By Michael Sainato

When Richard Spencer appeared at the University of Virginia in Charlottesville in August, the nation recoiled in horror. The “Unite the Right” rally was attended by dozens of Neo-Nazis who showed up with tiki torches to intimidate efforts to remove a Confederate Statue of General Robert E. Lee. The white supremacists wound up clashing with protesters; five white supremacists brutally assaulted 20 year-old Deandre Harris, a white supremacist used his car to drive into protesters, an attack that killed Heather Heyer and injured several others, and a white supremacist fired a gun at the rally.

Similar violence was anticipated when the University of Florida caved in permitting Richard Spencer to hold an event on the school’s campus on October 19. Several other universities cited security concerns in denying Spencer’s speaking requests, including Penn State, Michigan State University, Louisiana State University, and Ohio State University. The University of Florida was the first to opt against fighting in court against Spencer’s attorneys, providing Spencer with a safe space to hold his event.

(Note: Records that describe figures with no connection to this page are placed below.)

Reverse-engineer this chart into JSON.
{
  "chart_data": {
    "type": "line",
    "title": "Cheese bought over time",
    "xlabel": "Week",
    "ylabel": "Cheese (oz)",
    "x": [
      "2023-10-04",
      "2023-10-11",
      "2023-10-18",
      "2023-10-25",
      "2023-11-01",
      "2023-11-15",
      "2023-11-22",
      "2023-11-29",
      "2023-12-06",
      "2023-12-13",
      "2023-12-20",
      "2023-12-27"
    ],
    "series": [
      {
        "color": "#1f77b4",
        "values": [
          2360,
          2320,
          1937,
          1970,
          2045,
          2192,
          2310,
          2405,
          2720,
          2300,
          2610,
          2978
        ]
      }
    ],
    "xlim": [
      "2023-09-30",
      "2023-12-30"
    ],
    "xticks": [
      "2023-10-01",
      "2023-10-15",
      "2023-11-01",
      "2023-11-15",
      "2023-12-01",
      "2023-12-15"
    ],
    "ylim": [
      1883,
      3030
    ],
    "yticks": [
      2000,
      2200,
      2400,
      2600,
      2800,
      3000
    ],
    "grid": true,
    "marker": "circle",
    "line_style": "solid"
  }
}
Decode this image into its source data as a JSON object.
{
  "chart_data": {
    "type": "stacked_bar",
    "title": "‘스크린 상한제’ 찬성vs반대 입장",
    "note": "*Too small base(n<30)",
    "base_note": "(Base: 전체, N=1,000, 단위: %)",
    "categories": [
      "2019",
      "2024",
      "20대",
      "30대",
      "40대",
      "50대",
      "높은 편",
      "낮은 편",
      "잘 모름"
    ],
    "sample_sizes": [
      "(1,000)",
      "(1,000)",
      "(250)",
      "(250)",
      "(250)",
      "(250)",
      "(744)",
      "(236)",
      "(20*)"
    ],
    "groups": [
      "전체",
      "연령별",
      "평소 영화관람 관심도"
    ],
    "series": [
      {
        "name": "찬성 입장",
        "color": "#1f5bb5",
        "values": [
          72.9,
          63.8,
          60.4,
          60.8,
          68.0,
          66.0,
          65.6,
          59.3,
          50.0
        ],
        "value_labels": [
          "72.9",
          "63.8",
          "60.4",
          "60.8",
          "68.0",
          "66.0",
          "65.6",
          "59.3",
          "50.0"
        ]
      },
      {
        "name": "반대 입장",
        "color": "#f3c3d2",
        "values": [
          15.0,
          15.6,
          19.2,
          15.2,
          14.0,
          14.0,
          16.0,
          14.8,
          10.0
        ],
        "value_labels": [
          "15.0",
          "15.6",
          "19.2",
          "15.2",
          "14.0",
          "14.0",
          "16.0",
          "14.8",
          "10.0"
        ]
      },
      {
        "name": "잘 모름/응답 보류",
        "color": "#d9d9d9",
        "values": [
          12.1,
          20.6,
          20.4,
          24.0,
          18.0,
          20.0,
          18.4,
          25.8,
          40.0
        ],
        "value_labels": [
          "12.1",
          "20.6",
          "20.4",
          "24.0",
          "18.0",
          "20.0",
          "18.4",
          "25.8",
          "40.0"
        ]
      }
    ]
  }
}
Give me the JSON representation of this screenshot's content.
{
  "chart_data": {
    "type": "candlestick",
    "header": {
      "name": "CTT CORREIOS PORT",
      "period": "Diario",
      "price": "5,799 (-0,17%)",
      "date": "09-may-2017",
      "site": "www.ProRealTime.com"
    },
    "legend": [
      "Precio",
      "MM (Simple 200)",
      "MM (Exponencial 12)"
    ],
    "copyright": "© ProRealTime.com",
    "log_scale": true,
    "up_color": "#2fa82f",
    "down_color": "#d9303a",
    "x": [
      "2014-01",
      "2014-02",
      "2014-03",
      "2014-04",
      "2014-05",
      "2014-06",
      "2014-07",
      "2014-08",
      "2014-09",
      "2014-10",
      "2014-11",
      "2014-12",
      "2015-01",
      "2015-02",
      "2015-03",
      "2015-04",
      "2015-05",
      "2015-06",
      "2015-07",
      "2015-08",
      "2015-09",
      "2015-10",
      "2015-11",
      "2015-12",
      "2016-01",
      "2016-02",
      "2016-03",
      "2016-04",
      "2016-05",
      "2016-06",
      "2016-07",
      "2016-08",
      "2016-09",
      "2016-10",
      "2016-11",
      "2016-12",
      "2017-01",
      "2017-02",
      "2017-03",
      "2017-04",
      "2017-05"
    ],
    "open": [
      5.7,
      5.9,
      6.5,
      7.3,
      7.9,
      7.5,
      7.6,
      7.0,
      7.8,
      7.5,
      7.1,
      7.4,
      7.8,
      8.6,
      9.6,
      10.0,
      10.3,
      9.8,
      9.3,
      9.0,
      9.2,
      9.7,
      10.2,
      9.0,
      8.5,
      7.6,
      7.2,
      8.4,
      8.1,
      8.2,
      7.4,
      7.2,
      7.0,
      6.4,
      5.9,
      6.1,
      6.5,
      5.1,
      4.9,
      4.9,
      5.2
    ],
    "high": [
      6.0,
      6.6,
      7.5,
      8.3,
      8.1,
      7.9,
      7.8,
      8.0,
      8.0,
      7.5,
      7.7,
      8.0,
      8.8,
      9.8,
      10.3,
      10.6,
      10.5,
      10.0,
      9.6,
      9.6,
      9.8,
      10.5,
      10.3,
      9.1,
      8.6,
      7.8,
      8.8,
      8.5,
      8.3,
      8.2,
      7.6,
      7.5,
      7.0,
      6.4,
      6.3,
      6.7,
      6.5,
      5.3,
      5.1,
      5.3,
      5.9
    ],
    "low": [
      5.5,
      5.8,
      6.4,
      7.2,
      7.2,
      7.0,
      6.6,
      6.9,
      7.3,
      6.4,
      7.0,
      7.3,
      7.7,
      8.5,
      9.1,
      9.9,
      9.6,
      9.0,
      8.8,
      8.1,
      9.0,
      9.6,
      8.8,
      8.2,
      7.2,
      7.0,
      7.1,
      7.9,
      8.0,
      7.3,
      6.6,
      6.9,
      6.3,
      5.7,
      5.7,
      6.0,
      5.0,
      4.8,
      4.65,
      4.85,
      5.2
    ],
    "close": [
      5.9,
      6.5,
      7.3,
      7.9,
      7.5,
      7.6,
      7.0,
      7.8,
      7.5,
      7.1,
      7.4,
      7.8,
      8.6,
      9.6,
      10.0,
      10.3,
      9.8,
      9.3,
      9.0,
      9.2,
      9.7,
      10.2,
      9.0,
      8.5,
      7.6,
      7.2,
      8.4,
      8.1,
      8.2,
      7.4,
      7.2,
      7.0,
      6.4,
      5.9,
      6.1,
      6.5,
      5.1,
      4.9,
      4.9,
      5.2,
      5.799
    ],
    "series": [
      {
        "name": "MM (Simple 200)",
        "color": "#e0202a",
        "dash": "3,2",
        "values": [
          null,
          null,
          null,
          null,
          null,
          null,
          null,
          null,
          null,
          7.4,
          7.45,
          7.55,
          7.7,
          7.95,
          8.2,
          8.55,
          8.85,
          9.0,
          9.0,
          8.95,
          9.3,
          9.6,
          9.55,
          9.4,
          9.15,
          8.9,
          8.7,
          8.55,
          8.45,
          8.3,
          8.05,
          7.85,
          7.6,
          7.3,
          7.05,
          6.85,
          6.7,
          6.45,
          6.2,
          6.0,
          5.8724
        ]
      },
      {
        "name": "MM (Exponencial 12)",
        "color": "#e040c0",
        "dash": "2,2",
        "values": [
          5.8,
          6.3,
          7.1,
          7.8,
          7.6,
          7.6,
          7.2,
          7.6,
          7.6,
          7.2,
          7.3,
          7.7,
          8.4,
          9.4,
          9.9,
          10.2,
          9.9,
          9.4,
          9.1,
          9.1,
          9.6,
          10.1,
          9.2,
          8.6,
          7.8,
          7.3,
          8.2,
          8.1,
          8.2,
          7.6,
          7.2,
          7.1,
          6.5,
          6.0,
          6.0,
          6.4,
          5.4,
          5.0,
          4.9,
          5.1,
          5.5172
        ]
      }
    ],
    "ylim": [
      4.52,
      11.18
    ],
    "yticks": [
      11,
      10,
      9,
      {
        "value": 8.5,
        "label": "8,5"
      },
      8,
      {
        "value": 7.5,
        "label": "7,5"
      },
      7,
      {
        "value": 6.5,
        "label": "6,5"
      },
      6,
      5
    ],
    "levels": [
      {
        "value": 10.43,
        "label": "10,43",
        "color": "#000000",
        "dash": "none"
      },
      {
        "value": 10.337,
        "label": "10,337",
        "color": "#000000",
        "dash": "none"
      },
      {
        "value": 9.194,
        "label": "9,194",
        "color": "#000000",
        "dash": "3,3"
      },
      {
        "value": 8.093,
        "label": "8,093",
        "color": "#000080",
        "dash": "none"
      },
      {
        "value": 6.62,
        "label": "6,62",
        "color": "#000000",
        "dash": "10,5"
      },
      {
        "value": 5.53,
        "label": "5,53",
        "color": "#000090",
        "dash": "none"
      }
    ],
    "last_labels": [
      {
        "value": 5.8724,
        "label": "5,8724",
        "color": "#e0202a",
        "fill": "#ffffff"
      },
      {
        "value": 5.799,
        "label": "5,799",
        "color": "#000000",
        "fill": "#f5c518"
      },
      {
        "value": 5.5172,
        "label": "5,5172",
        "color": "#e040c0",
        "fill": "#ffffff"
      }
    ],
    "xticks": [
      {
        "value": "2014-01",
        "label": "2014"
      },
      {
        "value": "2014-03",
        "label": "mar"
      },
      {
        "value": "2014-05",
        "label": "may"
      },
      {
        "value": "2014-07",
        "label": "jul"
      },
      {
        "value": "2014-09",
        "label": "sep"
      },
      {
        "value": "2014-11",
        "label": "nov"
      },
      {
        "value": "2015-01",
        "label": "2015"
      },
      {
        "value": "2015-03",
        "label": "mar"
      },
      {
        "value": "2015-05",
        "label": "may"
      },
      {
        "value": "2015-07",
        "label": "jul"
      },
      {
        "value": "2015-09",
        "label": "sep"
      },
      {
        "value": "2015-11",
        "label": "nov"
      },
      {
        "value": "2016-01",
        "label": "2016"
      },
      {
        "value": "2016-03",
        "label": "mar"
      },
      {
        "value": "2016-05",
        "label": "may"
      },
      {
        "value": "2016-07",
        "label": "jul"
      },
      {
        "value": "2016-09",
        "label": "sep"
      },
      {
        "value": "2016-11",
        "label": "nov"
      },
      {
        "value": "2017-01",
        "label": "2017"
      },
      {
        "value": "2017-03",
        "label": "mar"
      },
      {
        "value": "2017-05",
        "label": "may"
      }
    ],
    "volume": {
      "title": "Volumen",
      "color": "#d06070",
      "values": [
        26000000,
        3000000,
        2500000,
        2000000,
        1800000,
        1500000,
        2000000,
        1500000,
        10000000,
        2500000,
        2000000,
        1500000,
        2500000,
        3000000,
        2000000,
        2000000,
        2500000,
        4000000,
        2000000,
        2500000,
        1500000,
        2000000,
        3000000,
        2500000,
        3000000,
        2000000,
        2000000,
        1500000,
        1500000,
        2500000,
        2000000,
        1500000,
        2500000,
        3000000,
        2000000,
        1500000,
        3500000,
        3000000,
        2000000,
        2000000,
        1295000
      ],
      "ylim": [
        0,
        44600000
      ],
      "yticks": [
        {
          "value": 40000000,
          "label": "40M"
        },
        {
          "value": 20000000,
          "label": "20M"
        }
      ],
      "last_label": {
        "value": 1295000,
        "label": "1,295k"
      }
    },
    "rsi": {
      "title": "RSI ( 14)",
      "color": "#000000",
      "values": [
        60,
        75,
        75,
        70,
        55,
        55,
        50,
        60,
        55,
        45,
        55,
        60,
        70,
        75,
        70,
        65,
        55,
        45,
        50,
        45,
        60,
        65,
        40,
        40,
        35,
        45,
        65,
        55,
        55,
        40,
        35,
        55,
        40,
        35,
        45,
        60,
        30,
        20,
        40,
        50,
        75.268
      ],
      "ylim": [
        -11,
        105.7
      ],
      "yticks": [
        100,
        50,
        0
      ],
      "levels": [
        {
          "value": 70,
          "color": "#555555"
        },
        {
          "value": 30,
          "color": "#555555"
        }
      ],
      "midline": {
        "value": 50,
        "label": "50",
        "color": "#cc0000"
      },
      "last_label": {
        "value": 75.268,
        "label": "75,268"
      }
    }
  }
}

Florida Governor Rick Scott declared a state of emergency in preparation for the event. Security costs for the school were estimated at nearly $600,000. A militarized police presence descended upon Gainesville, Florida where the event took place. Some main roads on campus were blockaded with dump trucks. Two police helicopters monitored the event and protests the entire day.

Though Spencer held his event, it had an abysmal turnout. Hundreds of protesters attended the event outside and several dozen managed to obtain tickets to the event inside, where Spencer was heckled and shout down. His group managed to rally only a few individuals, while students and protesters exceeded well over 1,000 in attendance despite the University of Florida administration discouraging protesters from attending.

“If you’re in high school and there’s a bully on campus that beats up kids and do this and do that, if you don’t stand up to that bully, what he going to continue to do? Bully,” one protester told me at the #NoNazisAtUF rally. He noted the Gainesville area has a history of racism, from the Rosewood Massacre that occurred nearby to his own experiences of being pulled over by police for no reason on a regular basis because of the way he looks. “So if we don’t protest and we don’t fight against this, this action that he’s trying to take, he’s going to continue. And then to tell the one’s that are quiet to have hatred towards people, ‘Hey, you can come out and join us because you don’t have anything to worry about.’ Later on it will be too late. Then how would you be able to fight them if they continue to do it, and magnify?”

Because of the peaceful protests, Spencer was forced to shut down the event early, and didn’t have the numbers or support to stage a rally resembling the ones he organized in Charlottesville. The day was not without incident though. Gainesville Police Department arrested three white supremacists for firing a gun toward protesters after Spencer’s speech around 5:30 PM. The Gainesville Sun reported, “William Henry Fears, 30, of Pasadena, Texas; Colton Gene Fears, 28, also of Pasadena; and Tyler Eugene Tenbrink, 28, of Richmond, Texas; were charged with attempted homicide and held in the Alachua County jail. Tenbrink was also charged with being a felon in possession of a weapon.” Tenbrink fired a shot at a protestor a few blocks away from the protests, but missed before he sped off with his other two accomplices.